According to an FDA release, NIPS tests can provide information about the possibility that a child will be born with a serious health condition, but they are screening tests, not diagnostics, meaning they only provide information about the risk that a fetus may have a genetic abnormality. Additional testing may be needed to confirm whether a fetus is affected.
All NIPS tests on the market are offered as laboratory-developed tests (LDTs) and most LDTs, including NIPS tests, are offered without FDA review.

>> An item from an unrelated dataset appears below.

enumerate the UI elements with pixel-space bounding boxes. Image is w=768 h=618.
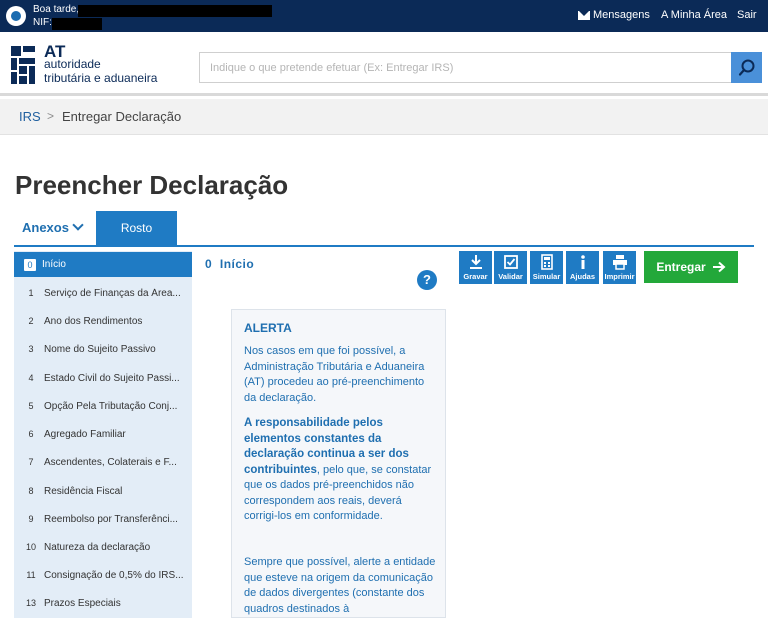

The FDA said it continues to work with Congress on legislation to establish a modern regulatory framework for all tests, including LDTs, as the agency does not generally enforce applicable regulatory requirements for most of them.
The FDA said that it is concerned with claims of laboratories offering the tests as “reliable” and “highly accurate” while providing “peace of mind for patients.” The agency said these claims may not be supported with sound scientific evidence.
Patients and healthcare providers are warned of risks and limitations with using NIPS tests, as the FDA is aware of reports that they have made critical healthcare decisions based on results of the screening tests without additional confirmatory diagnostic testing, meaning patients have ended pregnancies based on results of the screening without understanding the limitations.
The FDA recommends that patients and providers discuss benefits and risks of such testing with a genetic counselor or other healthcare providers before considering such testing or making decisions on the pregnancy.
“While genetic non-invasive prenatal screening tests are widely used today, these tests have not been reviewed by the FDA and may be making claims about their performance and use that are not based on sound science,” FDA Center for Devices and Radiological Health Director Dr. Jeff Shuren said in the release. “Without proper understanding of how these tests should be used, people may make inappropriate health care decisions regarding their pregnancy. We strongly urge patients to discuss the benefits and risks of these tests with a genetic counselor or other health care provider prior to making decisions based on the results of these tests.”